Wishing you all a lovely evening!
I agree, Donna, I love other people’s quirks but I have always felt it hard to accept mine. @Misokatsu I’m right there with you. I’m sorry the night left you feeling sad, but I hope it won’t prevent you from trying again. Since moving to a new community I’ve really struggled with it and the few times we have socialized with my husband’s coworkers it all centered around drinking. And even when it didn’t as much, I was very focused on it to ease my social anxiety. So far I have a couple occasions under my belt of doing it sober and it will just take practice, like everything else. Give yourself a hug from us and hang in there.
This is the first thing I see when I get home from a long day at work and it’s absolutely made my evening. You’ve inspired me from the first day I came to this app /community and you carry on doing so. I really don’t have the words
Checking in.
The week was hard. I’ve been able to reconnect with an inner peace yesterday night after my workout. Remembered that this is not a sprint, I don’t have to run away quickly from intrusives thoughts or cravings. I can breathe in and reflect on it or go on.
Wish you guys a cool weekend!
Day 309
Happy sober Saturday!
Checking in, day 16. Sober is starting to be the new ‘normal’ and it’s more than great.
I had a good day, took a great walk in the forest with the family and then went for a walk with my dog. I realized, that recently I was just doing the same things while working out without developing, so now I increased reps and moved forward to the next level - it was exhausting af but felt really good.

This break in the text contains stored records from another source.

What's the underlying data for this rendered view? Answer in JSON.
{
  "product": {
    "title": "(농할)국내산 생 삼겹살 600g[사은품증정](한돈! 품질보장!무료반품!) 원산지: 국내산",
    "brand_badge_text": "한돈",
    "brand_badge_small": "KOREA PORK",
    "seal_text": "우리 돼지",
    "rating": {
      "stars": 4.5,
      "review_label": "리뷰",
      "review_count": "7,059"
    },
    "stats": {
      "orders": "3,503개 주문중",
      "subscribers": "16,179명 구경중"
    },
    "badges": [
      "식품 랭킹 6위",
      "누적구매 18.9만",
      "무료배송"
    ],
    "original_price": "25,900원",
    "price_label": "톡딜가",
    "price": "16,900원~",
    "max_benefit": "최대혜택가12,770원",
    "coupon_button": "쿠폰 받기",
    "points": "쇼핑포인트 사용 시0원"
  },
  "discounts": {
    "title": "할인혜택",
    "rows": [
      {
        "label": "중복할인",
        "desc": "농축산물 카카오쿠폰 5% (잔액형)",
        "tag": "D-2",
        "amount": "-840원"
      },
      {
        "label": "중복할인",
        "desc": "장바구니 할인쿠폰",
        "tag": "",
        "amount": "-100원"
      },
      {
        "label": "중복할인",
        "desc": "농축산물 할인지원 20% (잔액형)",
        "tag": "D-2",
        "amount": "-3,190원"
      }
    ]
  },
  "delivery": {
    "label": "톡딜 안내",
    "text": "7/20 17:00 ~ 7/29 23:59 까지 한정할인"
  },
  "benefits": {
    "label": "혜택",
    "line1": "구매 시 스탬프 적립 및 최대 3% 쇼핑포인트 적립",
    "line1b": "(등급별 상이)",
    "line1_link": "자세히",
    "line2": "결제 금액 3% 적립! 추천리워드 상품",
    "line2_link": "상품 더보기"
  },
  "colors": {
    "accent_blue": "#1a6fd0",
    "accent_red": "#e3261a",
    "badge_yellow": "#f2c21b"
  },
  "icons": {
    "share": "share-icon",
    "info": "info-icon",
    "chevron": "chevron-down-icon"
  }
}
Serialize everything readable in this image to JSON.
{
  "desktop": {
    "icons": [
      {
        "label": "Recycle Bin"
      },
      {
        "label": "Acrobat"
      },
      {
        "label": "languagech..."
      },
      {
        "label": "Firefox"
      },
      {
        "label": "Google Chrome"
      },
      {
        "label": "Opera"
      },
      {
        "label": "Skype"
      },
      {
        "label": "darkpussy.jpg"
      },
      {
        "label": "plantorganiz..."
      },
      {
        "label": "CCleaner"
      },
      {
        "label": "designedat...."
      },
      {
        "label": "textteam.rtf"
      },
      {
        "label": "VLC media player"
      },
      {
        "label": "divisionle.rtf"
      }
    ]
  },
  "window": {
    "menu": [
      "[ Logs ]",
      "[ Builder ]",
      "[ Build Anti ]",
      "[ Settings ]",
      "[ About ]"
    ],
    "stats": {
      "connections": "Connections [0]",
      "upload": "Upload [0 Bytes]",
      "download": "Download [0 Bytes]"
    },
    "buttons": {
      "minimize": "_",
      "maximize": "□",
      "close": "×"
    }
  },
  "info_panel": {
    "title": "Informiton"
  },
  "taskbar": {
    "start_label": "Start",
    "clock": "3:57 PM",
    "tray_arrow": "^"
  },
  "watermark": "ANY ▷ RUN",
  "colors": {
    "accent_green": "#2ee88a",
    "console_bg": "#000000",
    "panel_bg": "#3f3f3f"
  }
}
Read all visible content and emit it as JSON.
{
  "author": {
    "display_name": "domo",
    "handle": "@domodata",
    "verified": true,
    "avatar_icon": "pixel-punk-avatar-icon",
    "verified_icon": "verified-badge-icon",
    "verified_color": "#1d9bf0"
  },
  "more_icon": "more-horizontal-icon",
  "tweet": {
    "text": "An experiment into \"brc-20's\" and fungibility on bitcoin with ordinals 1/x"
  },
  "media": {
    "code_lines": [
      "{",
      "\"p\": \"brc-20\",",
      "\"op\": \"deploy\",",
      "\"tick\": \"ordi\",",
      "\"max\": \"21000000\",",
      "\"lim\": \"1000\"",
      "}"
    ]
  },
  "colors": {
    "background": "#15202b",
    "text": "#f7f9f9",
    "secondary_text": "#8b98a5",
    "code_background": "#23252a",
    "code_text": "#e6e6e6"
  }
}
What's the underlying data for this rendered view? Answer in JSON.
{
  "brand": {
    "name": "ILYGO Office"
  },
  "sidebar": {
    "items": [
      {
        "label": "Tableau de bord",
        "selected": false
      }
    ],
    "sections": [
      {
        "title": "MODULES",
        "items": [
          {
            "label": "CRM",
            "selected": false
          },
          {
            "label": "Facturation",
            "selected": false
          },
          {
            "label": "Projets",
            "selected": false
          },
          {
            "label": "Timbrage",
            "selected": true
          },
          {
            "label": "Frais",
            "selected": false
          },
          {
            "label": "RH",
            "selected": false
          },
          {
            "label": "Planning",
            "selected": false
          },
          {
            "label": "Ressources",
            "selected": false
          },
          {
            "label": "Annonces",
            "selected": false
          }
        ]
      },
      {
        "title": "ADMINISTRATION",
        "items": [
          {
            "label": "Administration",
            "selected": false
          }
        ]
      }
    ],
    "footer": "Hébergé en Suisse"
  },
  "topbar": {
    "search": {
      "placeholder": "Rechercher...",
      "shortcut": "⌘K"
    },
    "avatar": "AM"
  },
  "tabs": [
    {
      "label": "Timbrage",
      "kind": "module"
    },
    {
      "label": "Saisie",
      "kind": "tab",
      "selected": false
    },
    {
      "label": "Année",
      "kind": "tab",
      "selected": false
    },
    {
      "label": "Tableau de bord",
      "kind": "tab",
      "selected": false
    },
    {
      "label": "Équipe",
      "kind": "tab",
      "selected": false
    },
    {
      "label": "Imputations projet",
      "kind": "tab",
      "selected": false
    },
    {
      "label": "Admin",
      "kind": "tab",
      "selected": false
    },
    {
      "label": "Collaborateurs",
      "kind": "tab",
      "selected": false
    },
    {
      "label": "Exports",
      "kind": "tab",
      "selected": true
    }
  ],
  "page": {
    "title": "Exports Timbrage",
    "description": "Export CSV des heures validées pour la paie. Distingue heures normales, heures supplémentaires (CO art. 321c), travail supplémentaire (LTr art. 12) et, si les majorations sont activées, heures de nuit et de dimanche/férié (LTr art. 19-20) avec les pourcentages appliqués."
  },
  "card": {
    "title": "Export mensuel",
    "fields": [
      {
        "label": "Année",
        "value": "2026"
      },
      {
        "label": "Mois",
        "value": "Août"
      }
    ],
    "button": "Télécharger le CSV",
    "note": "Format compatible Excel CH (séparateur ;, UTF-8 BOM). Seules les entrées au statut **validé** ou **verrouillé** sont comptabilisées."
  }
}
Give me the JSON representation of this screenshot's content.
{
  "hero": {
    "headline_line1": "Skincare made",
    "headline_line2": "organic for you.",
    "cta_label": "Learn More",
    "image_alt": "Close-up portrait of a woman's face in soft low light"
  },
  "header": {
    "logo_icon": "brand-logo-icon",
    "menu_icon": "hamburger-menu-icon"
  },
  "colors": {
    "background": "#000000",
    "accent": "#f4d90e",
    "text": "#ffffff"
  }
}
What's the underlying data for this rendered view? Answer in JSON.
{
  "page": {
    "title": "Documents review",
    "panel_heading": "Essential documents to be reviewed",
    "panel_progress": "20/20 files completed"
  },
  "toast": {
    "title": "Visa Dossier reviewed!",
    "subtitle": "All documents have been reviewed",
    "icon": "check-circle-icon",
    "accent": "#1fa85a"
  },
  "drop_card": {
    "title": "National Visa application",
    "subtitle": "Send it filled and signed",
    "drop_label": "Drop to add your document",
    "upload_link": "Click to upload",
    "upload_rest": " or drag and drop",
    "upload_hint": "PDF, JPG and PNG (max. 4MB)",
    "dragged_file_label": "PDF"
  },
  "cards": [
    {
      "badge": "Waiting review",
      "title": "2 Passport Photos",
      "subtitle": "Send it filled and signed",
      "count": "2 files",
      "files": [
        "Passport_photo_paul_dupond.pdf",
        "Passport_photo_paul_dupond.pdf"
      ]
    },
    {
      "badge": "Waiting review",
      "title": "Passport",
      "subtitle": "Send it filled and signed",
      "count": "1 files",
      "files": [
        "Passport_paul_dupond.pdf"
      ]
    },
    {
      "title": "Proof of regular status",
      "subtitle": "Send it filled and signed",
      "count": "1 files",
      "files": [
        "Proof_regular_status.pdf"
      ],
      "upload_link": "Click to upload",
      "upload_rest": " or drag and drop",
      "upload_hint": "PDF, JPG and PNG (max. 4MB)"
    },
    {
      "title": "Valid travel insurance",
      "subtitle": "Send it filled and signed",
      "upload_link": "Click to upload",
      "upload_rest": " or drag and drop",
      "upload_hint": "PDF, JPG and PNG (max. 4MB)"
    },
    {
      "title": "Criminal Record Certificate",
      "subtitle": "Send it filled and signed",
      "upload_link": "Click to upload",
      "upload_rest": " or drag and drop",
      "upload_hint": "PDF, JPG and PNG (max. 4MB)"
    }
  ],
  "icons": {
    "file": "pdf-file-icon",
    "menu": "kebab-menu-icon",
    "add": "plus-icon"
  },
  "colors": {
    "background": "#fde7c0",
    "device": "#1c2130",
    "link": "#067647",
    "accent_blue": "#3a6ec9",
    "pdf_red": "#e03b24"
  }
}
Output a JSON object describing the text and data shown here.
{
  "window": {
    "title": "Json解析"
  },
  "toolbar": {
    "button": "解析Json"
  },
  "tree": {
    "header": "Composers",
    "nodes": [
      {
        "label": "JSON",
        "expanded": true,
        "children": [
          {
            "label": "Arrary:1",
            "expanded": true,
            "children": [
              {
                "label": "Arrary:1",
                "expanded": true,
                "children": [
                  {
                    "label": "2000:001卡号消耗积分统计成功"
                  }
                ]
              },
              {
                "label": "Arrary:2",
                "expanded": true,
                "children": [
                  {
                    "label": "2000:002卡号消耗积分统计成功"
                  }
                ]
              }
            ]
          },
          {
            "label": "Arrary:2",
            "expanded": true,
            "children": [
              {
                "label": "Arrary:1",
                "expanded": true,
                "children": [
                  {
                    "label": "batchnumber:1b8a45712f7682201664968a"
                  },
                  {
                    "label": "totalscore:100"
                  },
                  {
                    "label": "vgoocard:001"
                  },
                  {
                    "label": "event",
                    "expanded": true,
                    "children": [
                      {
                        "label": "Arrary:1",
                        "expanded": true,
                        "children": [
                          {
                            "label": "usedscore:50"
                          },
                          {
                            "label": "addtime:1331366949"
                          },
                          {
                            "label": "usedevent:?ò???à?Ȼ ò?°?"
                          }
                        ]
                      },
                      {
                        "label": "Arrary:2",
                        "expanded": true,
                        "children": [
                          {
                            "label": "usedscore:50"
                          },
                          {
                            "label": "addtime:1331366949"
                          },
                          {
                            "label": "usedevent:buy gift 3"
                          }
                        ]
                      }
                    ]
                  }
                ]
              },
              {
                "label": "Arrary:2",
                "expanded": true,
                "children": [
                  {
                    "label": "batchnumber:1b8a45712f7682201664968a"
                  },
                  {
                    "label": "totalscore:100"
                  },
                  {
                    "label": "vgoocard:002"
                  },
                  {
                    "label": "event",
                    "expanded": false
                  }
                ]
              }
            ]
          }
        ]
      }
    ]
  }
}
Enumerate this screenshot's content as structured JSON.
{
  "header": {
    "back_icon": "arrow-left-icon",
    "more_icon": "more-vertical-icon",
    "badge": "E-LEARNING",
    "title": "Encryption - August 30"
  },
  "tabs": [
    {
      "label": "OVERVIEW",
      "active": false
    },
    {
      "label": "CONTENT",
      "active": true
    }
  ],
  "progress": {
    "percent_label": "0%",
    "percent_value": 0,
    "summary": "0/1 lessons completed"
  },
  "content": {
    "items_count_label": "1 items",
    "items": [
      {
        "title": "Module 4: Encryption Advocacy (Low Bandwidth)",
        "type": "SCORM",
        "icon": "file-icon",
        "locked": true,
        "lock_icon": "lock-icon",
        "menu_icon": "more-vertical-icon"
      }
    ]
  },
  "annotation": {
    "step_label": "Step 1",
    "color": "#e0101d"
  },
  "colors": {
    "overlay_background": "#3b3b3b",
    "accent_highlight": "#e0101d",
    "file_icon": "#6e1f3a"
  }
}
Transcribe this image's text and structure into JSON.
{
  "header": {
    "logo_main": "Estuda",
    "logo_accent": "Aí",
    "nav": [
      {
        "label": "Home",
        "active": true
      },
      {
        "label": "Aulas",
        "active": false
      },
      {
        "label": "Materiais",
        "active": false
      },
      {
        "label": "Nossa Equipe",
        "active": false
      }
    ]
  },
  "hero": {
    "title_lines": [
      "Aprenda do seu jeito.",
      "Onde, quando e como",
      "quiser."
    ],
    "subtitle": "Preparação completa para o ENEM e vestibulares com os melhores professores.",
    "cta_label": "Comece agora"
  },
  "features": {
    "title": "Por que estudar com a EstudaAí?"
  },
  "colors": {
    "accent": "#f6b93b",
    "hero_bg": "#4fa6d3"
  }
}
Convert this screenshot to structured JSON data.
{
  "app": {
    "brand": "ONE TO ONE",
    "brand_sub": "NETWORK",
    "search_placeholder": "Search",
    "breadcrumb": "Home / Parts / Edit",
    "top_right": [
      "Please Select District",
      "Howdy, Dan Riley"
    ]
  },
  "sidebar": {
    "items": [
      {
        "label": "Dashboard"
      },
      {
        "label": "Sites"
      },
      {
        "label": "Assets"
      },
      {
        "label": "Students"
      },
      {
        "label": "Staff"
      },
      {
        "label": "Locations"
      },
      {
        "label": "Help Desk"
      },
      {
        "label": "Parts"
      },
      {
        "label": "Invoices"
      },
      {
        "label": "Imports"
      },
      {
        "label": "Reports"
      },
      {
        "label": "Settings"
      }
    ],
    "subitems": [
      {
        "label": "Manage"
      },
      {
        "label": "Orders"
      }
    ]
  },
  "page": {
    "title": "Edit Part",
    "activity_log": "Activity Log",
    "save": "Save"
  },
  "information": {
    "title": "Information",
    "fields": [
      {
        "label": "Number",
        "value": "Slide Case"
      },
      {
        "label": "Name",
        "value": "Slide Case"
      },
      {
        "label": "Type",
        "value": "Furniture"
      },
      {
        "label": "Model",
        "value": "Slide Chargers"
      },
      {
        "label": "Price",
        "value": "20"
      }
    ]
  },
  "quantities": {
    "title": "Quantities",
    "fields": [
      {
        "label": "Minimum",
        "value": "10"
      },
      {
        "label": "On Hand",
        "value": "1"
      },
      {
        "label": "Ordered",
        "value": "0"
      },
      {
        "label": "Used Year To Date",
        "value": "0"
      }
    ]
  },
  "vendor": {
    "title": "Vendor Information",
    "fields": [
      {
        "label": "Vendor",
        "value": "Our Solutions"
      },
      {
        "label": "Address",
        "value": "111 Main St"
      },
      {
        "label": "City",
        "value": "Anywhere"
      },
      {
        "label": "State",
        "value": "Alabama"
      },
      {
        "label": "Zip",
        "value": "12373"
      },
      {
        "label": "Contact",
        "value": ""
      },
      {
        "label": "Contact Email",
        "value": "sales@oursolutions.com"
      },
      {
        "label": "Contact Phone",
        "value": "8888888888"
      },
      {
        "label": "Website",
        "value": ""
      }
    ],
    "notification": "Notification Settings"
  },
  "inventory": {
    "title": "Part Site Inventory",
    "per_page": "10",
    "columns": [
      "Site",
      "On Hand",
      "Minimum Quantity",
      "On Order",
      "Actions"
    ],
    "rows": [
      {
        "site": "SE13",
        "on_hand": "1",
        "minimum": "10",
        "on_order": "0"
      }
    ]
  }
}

Day 75: Started out rocky but getting better. We went for a drive to enjoy the sunny day and get out for a bit and it felt good to clear the mind clutter. We have rolling farmland around us and I saw lots pretty cows, horses, goats, sheep and chickens and my first bald eagle of the season. I want to get out and do some bird watching along the river and wetland areas soon. I have every opportunity to go out on solo trips, I just need to find the will and just DO it! Release my fear and get out in nature on my own. Holiday approaches next week, and I’m really enjoying planning the food and look forward to time in the kitchen. I’m so grateful my hands are cooperating and I seem to have a decent pain management and physical therapy system going, all based on my own research, and of course help and encouragement from folks here. Thanks! Sending big love to TS fam.